Speech of Senator Sergio Osmeña III explaining his verdict on Chief Justice Renato Corona, May 29, 2012

Speech of Senator Sergio Osmeña III:
Explaining his verdict on Chief Justice Renato Corona

[Delivered on May 29, 2012]

Mr. President, esteemed colleagues, honorable members of the House of Representatives, distinguished members of both the prosecution and the defense panels, my countrymen.

In arriving at our decision today, we narrowed our concerns into four:

  1. Did Chief Justice Renato Corona violate the Constitution?
  2. Did he do it knowingly and willingly?
  3. Was the violation of such gravity as to warrant his impeachment?
  4. Has Justice Corona betrayed the public trust?

Ironically, the answers to the first two questions were supplied by the defendant himself when Justice Corona admitted that he did not disclose in his yearly Statement of Assets, Liabilities, and Net Worth (SALN) over PI80 million in cash and near-cash assets.

While not in consonance with the SALN law, Justice Corona gave as his excuse the FCDU law. Yet, nowhere in that FCDU law is the depositor not allowed to disclose his own deposits. All the FCDU law prohibits is the depository banks and third parties from disclosing the account and the amount of deposits.

Searching for the answer to the third question took a little longer. Is the violation of the SALN law of such gravity as to merit impeachment?

Not surprisingly, the answers were again supplied by Justice Corona and the High Court.

Numerous decisions on cases involving SALN law violations have been handed down by the Supreme Court. Among others: Rabe v. Flores; Concerned Taxpayer v. Doblada; Carabeo v. Court of Appeals; Office of the Court Administrator v. Usman; Flores v. Montemayor and several others.
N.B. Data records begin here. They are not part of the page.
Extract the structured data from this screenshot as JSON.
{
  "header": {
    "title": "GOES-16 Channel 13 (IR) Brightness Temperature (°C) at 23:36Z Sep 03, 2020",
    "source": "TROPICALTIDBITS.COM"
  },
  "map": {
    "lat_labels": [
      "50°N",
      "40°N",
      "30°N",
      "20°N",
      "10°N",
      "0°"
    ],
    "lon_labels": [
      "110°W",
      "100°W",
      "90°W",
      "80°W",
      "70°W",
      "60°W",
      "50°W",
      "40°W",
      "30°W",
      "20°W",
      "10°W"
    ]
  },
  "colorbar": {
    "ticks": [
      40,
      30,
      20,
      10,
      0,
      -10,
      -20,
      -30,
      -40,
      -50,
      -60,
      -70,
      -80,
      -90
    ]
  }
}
In Rabe v. Flores, for example, the Supreme Court ruled that a simple, humble court interpreter in Davao del Norte in Mindanao had to be dismissed from service because she had failed to disclose in her Statement of Assets, Liabilities, and Net Worth that she rented a market stall in the Panabo market. The High Court further ruled that Ms. Flores was perpetually disqualified from holding office.
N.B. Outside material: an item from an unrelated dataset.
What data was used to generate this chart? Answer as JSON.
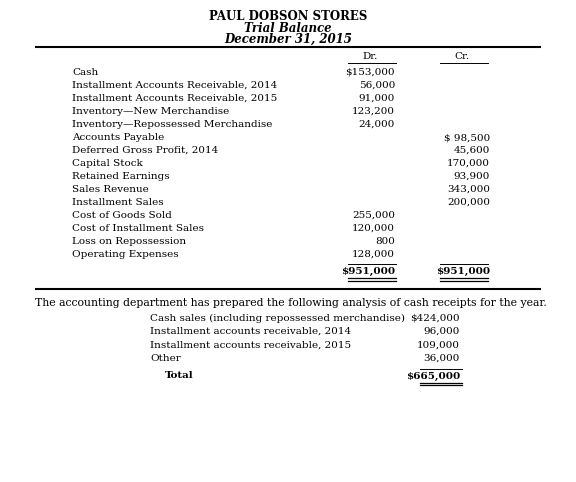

I went a bit further and posed a hypothetical question to myself. If the Court had been supplied with a bank passbook belonging to Ms. Flores which showed a deposit of $10,000 which had not been reported in her SALN, would the Court’s ruling have been the same? Dismissal and perpetual disqualification from office?

My plain, ordinary, legally untrained but reasonable mind tells me “yes” the Supreme Court would have ruled similarly.

If these public officers had been dismissed from office for failing to declare far less remarkable, far less valuable assets in their SALNs, despite and regardless of their excuses, then there is more reason to apply the law when the assets in question amount to over PI 80 million.

We should not penalize the poor man for stealing a bicycle but rule that the rich man must first steal a Mercedes before he is subjected to a similar penalty.

My fourth and last question was: Did Justice Corona betray the public trust?

Again, ironically, the answer was supplied by Justice Corona and the Supreme Court.

For contained in the New Code of Judicial Conduct for the Philippine Judiciary under Canon 2 which covers integrity are two sections:

  1. Judges shall ensure that not only is their conduct above reproach but that it is perceived to be so in the view of a reasonable observer.
  2. The behavior and conduct of judges must reaffirm the people’s faith in the integrity of the Judiciary. Justice must not merely be done, but must also be seen to be done.

Mr. President, we all must face the Ms. Floreses of our country, whether in Mindanao, the Visayas, or Luzon. We must be able to tell them that justice is, to the best of our ability, being applied equally to the rich and to the poor, to the powerful and to the powerless.

The Senate Impeachment Court must restore the people’s faith in the judicial system. The Senate must bring about a higher level of moral standards in governance.

I therefore find for the people, guilty on Article II.